For those who see a premium puzzle as a real secret, this process begins with defining what represents a stock bonus, which is significantly above the average. This begins with the understanding that the stock bonus is that its own capital returns fewer bond revenues generated in a specified period of time. The difference is usually expressed as a percentage. In the United States, this percentage is usually 6%, although some analysts believe that the number is too high.
Financial experts who deny the existence of a premium puzzle with their own capital do not deny that there is a period when the difference between revenues from shares and return on government bonds fluctuates, sometimes to an unusually high level. What they deny is that there is any real secret at all. Those who approach stock bonuses in this way consider activity to be normal responses to events that occur from time to time on the market. From this point of view, this activity can be expected and nothing that should be considered unusual.

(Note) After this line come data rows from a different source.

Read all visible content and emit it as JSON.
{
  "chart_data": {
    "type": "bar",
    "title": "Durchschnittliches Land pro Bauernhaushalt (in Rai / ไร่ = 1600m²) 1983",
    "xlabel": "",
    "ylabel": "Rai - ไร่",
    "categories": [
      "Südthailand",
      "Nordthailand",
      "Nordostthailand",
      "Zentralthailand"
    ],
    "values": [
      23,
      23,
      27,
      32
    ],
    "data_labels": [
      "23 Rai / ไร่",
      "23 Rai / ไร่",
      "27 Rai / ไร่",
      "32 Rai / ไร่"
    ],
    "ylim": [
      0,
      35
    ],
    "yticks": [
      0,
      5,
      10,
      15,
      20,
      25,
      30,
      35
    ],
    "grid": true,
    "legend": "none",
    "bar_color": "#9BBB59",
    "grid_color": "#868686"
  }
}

Regardless of whether this fluctuation is a mystery or not, there are several theories about what can lead to situations that some decide to call themselves a stock premium puzzle. These include factors that affect the expected return to bonds or investments. This may include the perception of investors regarpotential impact of political problems, new technologies or demand withNeedors for certain key investment types. Others believe that one of the possible origin of the puzzle is the fact that the model of risk aversion that is currently considered a standard is wrong and should be modified to suit current data. There is currently no universal set of explanations why there may be an existential premium puzzle, although there is no universal agreement on whether a puzzle is a real phenomenon or simply an artificial construct derived by the arrangement of statistics.